Harnessing Stereotypes – Woolf and Steinbeck (7/8)

The inclusion of Steinbeck’s “The Harness” alongside Woolf’s “Women Must Weep- Or Unite Against War” feels conflicting. Where Woolf’s essay withholds few punches against male-dominance culture, “The Harness” responds with an overtly literal symbol in the inverse: the protagonist (Peter) is forced to wear a “web harness that pull[s] his shoulders back” (Steinbeck 744), a contraption that his wife Emma forces him to wear as to appear to be stately and masculine. This literal imprisonment is cast off when Emma, the stereotypical sickly, frail wife, dies from one of her many illnesses. Peter swears to never wear it again, professing his newfound freedom in anger-fueled chords reminiscent of a man starving: “I’m hungry for everything, for a lot of everything” (Steinbeck 745). While both pieces briefly touch on a woman’s domestic influence, “The Harness” slides the heavier weight to a woman’s control over men. For Peter, Emma’s death meant freedom in a myriad of senses. He no longer wears the harness, he’s free to drink and trudge in mud, and he can finally gamble on his sweet pea crop. 

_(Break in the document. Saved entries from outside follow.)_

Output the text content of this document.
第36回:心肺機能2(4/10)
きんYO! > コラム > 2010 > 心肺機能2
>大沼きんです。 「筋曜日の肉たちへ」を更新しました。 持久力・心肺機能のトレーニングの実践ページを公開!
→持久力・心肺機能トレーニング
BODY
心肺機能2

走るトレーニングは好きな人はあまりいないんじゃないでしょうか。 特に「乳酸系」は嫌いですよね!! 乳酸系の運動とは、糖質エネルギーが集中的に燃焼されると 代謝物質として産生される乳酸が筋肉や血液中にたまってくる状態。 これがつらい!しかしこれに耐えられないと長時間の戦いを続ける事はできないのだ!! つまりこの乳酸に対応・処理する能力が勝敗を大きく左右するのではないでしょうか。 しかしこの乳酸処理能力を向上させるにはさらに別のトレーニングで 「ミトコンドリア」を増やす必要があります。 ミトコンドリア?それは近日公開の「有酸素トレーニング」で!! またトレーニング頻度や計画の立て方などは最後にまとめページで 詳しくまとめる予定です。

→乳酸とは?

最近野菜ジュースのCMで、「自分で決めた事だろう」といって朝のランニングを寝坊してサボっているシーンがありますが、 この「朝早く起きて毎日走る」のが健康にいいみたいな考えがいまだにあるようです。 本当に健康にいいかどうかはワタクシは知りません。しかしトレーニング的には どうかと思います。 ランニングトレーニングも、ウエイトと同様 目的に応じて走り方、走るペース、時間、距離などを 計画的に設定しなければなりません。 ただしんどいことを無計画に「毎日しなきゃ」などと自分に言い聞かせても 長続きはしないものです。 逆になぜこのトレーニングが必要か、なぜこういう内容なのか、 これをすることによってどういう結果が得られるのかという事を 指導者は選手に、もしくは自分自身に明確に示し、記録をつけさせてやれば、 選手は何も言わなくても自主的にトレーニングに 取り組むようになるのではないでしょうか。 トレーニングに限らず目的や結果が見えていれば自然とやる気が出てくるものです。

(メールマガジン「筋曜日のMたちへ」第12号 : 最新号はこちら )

Having read Steinbeck’s “The Chrysanthemums,” which is also set in Salinas Valley, it wouldn’t be fair to say that Steinbeck generally portrays gender this way. In the aforementioned text, the naive protagonist is painted sympathetically when a strange man discards the flowers she holds in such high esteem, leaving them abandoned on the side of the road. In this piece, Steinbeck shows the plight of a woman’s desire to bring about peace, to encourage others to plant seeds that might grow into something beautiful, but it’s left in a heap by the men who purely seek transaction. Her innocence likewise thrown away. “The Harness” does little to generate sympathy for Emma, though, aside from being perpetually sick. Perhaps Steinbeck sought to portray complicated relationships, instead. For Emma may tightly lock down her partner, but Peter’s new opportunities after her death end in sadness, the character reflecting that he ought to install lights in his house because “Emma always wanted electric lights” (Steinbeck 749). Peter wants to make his wife happy just once more. He misses her because he truly loved her, despite feelings of confinement.  

A more metaphorical reading might posit that there was never a harness whatsoever. Emma’s requests don’t seem especially ridiculous, outside of wearing the harness, of course. She wanted him to stand up straight, be respectful in public, limit his use of alcohol, keep the floors clean, and operate judiciously with his crops–their sole income. Perhaps psychologically, Peter felt as though he wore a harness, since his impulses scraped against her desires. In this lens, Peter casts off the harness as one might cast off a ring, never to put it on again but always to know that some part of their person will always belong to someone else.  

If Woolf and Steinbeck seem to clash here, it’s because they do. But they also converge on many points. They both stress the importance of influence in the domestic relationship. They both seek to dismantle unfair control. And they both attempt to deconstruct enforced gender roles.  

Comments

The psychological differences between men and women are on full display here. In literature I've noticed women comparing marriage to slavery and having loss over their body. For men, it's being 'tied down', a 'noose', or 'the old ball and chain', all of which are imprisionment metaphors. If women fear loss of selves, men seem to fear entrapment and 'freedom of self' being taken away. But the way society dictated the relationships between men and women it was only natural. Women were not allowed to have well paying jobs, putting the sole focus on men and their employment. This put more pressure on men and many may have felt like women were a 'mostly useless burden' they had to support, which could lead to resentment and contempt that women could not stand on their own two feet. This also took away the self-esteem of women who could only find meaning in marriage and child rearing. Having a healthy and stable marriage was certainly more difficult when societal norms caused an imbalence between two partners that would respect each other more as equals. Certainly there was more than one reason for unhappy marriage, but societal roots of the time needed their fair share of blame.